Opinião
A Europa, de novo, se dobra ao arbítrio
Mais uma vez, vemos um ditador desafiar a legalidade internacional, com a conivência europeia, como ocorrera há um século


“Mas boa parte da nossa vida pode ser explicada de forma simples; herdamos as cicatrizes de nossos pais, muito mais do que imaginamos”
Chimamanda Ngozi Adichie
Que felicidade! As eleições na Província de Buenos Aires foram vencidas pelo peronismo. A extrema-direita recua na Argentina, país vizinho e irmão.
Teremos de nos libertar por nós mesmos, nós, latino-americanos, uma vez que a Europa Ocidental, há muito, passou para o outro lado.
Exemplo: a TV pública francesa France 24 Heures, totalmente sob censura e empenhada na propaganda colonial, noticiou que Milei fora atingido por “projéteis” em carreata quando, na verdade, já se sabia que eram pedras e garrafas.

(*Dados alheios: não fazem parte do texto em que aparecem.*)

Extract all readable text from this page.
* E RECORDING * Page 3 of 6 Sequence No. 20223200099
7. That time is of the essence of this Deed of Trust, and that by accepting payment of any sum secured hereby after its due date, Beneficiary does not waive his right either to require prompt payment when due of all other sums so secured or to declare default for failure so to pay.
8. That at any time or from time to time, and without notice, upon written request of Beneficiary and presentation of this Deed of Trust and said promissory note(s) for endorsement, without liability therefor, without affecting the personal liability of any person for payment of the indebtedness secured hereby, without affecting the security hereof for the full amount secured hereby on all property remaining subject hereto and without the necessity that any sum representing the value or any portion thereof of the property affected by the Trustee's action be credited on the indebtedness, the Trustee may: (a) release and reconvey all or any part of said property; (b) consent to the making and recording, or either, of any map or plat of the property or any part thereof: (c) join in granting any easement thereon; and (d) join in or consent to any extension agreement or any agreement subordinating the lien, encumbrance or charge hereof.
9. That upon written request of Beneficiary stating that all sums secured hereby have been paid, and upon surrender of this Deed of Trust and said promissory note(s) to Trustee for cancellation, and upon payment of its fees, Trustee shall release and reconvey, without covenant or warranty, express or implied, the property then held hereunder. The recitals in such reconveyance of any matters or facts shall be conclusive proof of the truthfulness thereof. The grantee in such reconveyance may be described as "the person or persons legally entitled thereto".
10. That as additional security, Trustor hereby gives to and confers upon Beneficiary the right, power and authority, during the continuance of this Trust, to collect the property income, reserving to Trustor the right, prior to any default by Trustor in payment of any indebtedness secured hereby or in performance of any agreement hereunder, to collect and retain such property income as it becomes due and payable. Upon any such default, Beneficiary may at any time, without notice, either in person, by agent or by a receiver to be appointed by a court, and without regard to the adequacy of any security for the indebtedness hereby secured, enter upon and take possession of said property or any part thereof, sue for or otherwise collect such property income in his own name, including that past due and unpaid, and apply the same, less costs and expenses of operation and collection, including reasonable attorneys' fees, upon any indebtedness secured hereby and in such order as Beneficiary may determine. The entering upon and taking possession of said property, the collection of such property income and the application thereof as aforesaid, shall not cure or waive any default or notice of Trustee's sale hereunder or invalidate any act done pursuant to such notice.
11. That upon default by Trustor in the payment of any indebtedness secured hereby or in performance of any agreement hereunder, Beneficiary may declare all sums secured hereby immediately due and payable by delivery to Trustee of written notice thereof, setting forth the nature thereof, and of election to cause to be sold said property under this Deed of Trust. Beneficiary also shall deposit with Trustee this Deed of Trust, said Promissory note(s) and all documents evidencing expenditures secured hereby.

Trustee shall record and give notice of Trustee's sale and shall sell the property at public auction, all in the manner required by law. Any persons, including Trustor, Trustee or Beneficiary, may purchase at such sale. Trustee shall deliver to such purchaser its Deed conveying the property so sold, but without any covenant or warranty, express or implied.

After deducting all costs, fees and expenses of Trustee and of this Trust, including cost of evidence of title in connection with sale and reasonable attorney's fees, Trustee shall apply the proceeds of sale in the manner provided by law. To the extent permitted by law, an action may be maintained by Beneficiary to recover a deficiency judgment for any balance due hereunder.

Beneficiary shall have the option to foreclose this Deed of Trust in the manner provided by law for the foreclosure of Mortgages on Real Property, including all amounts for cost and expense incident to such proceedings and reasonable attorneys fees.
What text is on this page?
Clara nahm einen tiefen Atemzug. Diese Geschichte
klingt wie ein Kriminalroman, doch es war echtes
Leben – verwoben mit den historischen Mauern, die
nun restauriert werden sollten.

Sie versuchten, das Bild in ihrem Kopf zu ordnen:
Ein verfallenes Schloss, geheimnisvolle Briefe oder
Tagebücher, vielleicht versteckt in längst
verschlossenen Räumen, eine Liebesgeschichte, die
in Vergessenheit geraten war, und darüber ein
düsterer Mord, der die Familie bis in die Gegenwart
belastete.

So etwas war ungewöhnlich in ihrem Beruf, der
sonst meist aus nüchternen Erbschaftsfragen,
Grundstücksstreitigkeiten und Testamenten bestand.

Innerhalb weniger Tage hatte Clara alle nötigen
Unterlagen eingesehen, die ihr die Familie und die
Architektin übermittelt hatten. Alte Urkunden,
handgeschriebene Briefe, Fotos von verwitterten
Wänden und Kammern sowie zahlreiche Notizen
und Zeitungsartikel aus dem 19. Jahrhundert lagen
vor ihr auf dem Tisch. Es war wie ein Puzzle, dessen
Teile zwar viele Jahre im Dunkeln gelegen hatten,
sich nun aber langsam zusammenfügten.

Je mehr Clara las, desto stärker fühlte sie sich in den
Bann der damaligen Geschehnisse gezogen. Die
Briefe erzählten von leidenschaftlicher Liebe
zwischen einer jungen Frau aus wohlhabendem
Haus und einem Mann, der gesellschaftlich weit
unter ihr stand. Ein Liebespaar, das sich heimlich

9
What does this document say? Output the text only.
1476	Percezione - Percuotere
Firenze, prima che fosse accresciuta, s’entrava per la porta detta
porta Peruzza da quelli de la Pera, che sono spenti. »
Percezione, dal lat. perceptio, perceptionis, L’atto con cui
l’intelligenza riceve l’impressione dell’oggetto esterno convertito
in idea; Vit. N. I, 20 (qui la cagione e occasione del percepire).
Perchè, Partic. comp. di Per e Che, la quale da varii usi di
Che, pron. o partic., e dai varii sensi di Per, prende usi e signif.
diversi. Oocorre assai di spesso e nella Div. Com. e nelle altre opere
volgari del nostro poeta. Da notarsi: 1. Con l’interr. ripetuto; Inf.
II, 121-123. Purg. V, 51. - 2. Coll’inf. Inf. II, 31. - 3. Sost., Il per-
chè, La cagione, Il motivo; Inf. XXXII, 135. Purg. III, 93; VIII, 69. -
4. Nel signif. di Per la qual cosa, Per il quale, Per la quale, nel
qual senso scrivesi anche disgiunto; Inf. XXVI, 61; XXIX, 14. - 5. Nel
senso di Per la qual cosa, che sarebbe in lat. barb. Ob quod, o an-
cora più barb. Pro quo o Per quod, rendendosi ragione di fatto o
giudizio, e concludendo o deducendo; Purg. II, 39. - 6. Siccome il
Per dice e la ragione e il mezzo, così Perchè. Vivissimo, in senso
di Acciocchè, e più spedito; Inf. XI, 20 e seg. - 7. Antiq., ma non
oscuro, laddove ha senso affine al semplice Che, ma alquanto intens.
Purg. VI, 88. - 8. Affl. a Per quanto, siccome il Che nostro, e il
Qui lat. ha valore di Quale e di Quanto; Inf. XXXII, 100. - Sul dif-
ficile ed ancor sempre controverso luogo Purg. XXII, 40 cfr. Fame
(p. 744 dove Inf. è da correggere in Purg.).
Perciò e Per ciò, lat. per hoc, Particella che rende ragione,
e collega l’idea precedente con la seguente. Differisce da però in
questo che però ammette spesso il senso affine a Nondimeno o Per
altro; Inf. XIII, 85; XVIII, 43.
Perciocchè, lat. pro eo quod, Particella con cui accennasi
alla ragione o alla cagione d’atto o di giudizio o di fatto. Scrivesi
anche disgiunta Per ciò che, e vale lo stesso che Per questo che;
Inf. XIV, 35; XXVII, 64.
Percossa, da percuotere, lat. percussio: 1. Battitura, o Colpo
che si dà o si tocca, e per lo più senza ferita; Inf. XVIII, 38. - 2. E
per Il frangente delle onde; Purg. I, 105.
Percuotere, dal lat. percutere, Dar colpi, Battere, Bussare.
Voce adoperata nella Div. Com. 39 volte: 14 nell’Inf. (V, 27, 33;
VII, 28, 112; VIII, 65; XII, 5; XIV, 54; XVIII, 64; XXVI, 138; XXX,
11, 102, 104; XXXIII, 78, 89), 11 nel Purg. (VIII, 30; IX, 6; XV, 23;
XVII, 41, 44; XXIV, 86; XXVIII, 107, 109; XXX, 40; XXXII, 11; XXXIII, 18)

Pior: qualificou Maduro de traficante, tentando justificar a agressão de Trump contra embarcação venezuelana, que matou 11 pessoas sem qualquer prova de tráfico e aplicando pena de morte sem julgamento, em total violação ao direito internacional.
Mais uma vez, vemos um ditador desafiar a legalidade internacional, com a conivência europeia, como ocorrera há um século.
Os meios de informação europeus, por sua vez, estão exclusivamente a serviço do neocolonialismo do Norte, cujos governos de direita enxergam no colonialismo a única forma de retomar o próprio enriquecimento — sem redistribuir renda.
O cenário impressiona pela semelhança com a ascensão de Hitler e Mussolini, apenas com sinais trocados: as vítimas de então, EUA e judeus, assumem hoje o papel de algozes nas figuras de Trump e Netanyahu.
A Europa Ocidental, mais uma vez, se dobra ao arbítrio. Não há como esperar dela resultado diferente do desastre de um século atrás.
Nos EUA e em Israel, é verdade, as sociedades civis são fortes. Mas também não eram na Alemanha e na Itália?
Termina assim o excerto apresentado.